Observability🔗

RSigma is built on tracing plus the prometheus crate. Every meaningful event in the daemon and CLI lands on one of:

A tracing event (info, warning, error, debug, or trace) on stderr.
A Prometheus counter, gauge, or histogram exposed on /metrics (daemon only).

This page covers the four observability surfaces you actually operate on: the log subscriber and its format, the RUST_LOG filter targets that surface specific concerns (NATS lifecycle, dynamic sources, hot-reload, HTTP requests, correlation memory pressure), what to scrape with Prometheus, and how to recognize the most useful tracing spans.

Log format and verbosity🔗

The daemon always emits structured JSON to stderr.
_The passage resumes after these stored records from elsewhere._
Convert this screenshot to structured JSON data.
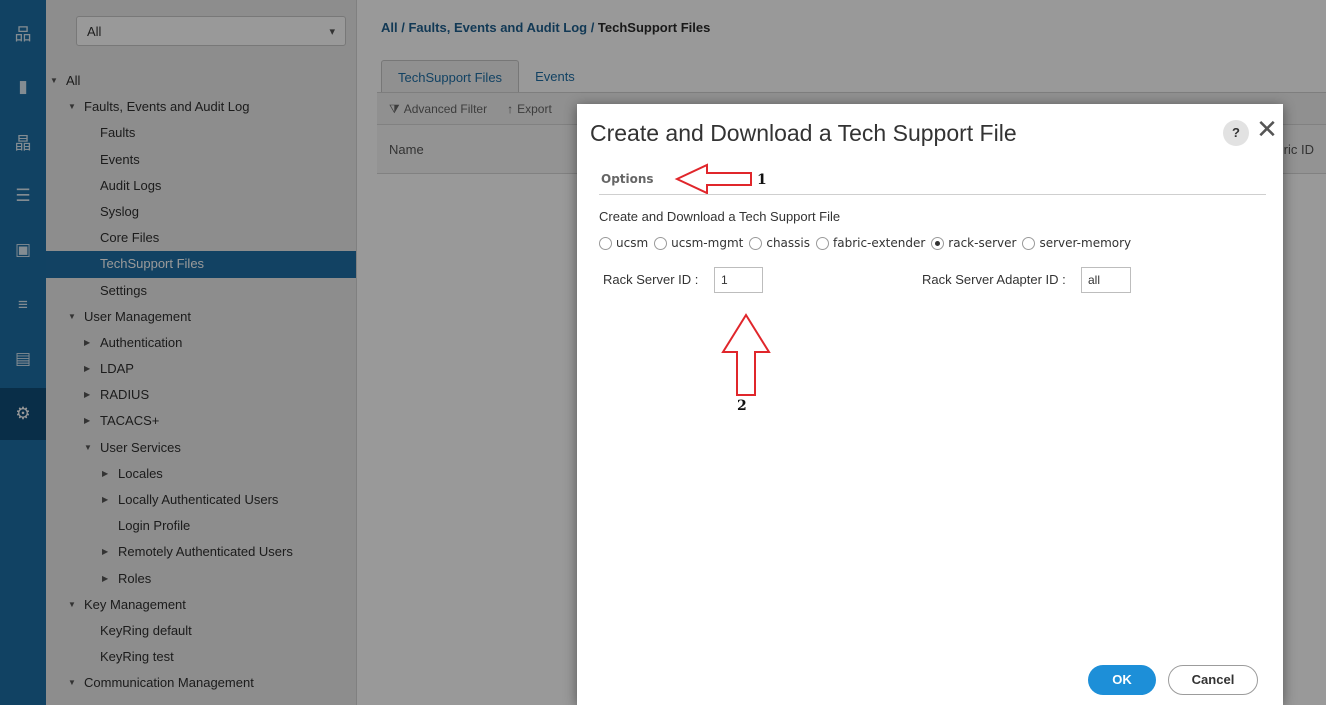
{
  "rail": {
    "items": [
      {
        "icon": "network-icon",
        "glyph": "品"
      },
      {
        "icon": "server-icon",
        "glyph": "▮"
      },
      {
        "icon": "lan-icon",
        "glyph": "晶"
      },
      {
        "icon": "storage-icon",
        "glyph": "☰"
      },
      {
        "icon": "vm-icon",
        "glyph": "▣"
      },
      {
        "icon": "chassis-icon",
        "glyph": "≡"
      },
      {
        "icon": "list-icon",
        "glyph": "▤"
      },
      {
        "icon": "admin-icon",
        "glyph": "⚙",
        "active": true
      }
    ]
  },
  "nav": {
    "filter": {
      "value": "All",
      "arrow": "▾"
    },
    "tree": [
      {
        "label": "All",
        "level": 0,
        "caret": "▼"
      },
      {
        "label": "Faults, Events and Audit Log",
        "level": 1,
        "caret": "▼"
      },
      {
        "label": "Faults",
        "level": 2
      },
      {
        "label": "Events",
        "level": 2
      },
      {
        "label": "Audit Logs",
        "level": 2
      },
      {
        "label": "Syslog",
        "level": 2
      },
      {
        "label": "Core Files",
        "level": 2
      },
      {
        "label": "TechSupport Files",
        "level": 2,
        "selected": true
      },
      {
        "label": "Settings",
        "level": 2
      },
      {
        "label": "User Management",
        "level": 1,
        "caret": "▼"
      },
      {
        "label": "Authentication",
        "level": 2,
        "caret": "▶"
      },
      {
        "label": "LDAP",
        "level": 2,
        "caret": "▶"
      },
      {
        "label": "RADIUS",
        "level": 2,
        "caret": "▶"
      },
      {
        "label": "TACACS+",
        "level": 2,
        "caret": "▶"
      },
      {
        "label": "User Services",
        "level": 2,
        "caret": "▼"
      },
      {
        "label": "Locales",
        "level": 3,
        "caret": "▶"
      },
      {
        "label": "Locally Authenticated Users",
        "level": 3,
        "caret": "▶"
      },
      {
        "label": "Login Profile",
        "level": 3
      },
      {
        "label": "Remotely Authenticated Users",
        "level": 3,
        "caret": "▶"
      },
      {
        "label": "Roles",
        "level": 3,
        "caret": "▶"
      },
      {
        "label": "Key Management",
        "level": 1,
        "caret": "▼"
      },
      {
        "label": "KeyRing default",
        "level": 2
      },
      {
        "label": "KeyRing test",
        "level": 2
      },
      {
        "label": "Communication Management",
        "level": 1,
        "caret": "▼"
      }
    ]
  },
  "main": {
    "breadcrumb": {
      "parts": "All / Faults, Events and Audit Log / ",
      "current": "TechSupport Files"
    },
    "tabs": [
      {
        "label": "TechSupport Files",
        "active": true
      },
      {
        "label": "Events"
      }
    ],
    "toolbar": {
      "advanced_filter": "Advanced Filter",
      "advanced_filter_icon": "⧩",
      "export": "Export",
      "export_icon": "↑"
    },
    "columns": {
      "name": "Name",
      "fabric_id": "Fabric ID"
    }
  },
  "dialog": {
    "title": "Create and Download a Tech Support File",
    "help": "?",
    "close": "✕",
    "options_label": "Options",
    "subtitle": "Create and Download a Tech Support File",
    "radio_options": [
      {
        "label": "ucsm",
        "checked": false
      },
      {
        "label": "ucsm-mgmt",
        "checked": false
      },
      {
        "label": "chassis",
        "checked": false
      },
      {
        "label": "fabric-extender",
        "checked": false
      },
      {
        "label": "rack-server",
        "checked": true
      },
      {
        "label": "server-memory",
        "checked": false
      }
    ],
    "rack_server_id_label": "Rack Server ID :",
    "rack_server_id_value": "1",
    "adapter_id_label": "Rack Server Adapter ID :",
    "adapter_id_value": "all",
    "annotation_1": "1",
    "annotation_2": "2",
    "ok": "OK",
    "cancel": "Cancel"
  },
  "colors": {
    "rail": "#1d6fa5",
    "selected": "#1f6fa6",
    "primary_button": "#1d8fd8",
    "annotation_arrow": "#e0262b"
  }
}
The other commands (engine eval, rule lint, rule validate, backend convert, pipeline resolve) default to human-readable stdout/stderr output with no structured logs. Opt into a tracing subscriber for them with --log-format:

rsigma --log-format json rule validate rules/ -p pipelines/ecs.yml
rsigma --log-format text engine eval -r rules/ -e @events.ndjson

Value	What it does
`json`	Structured JSON, one object per line. Same shape the daemon always emits.
`text`	Human-readable text with ANSI colors when stderr is a TTY.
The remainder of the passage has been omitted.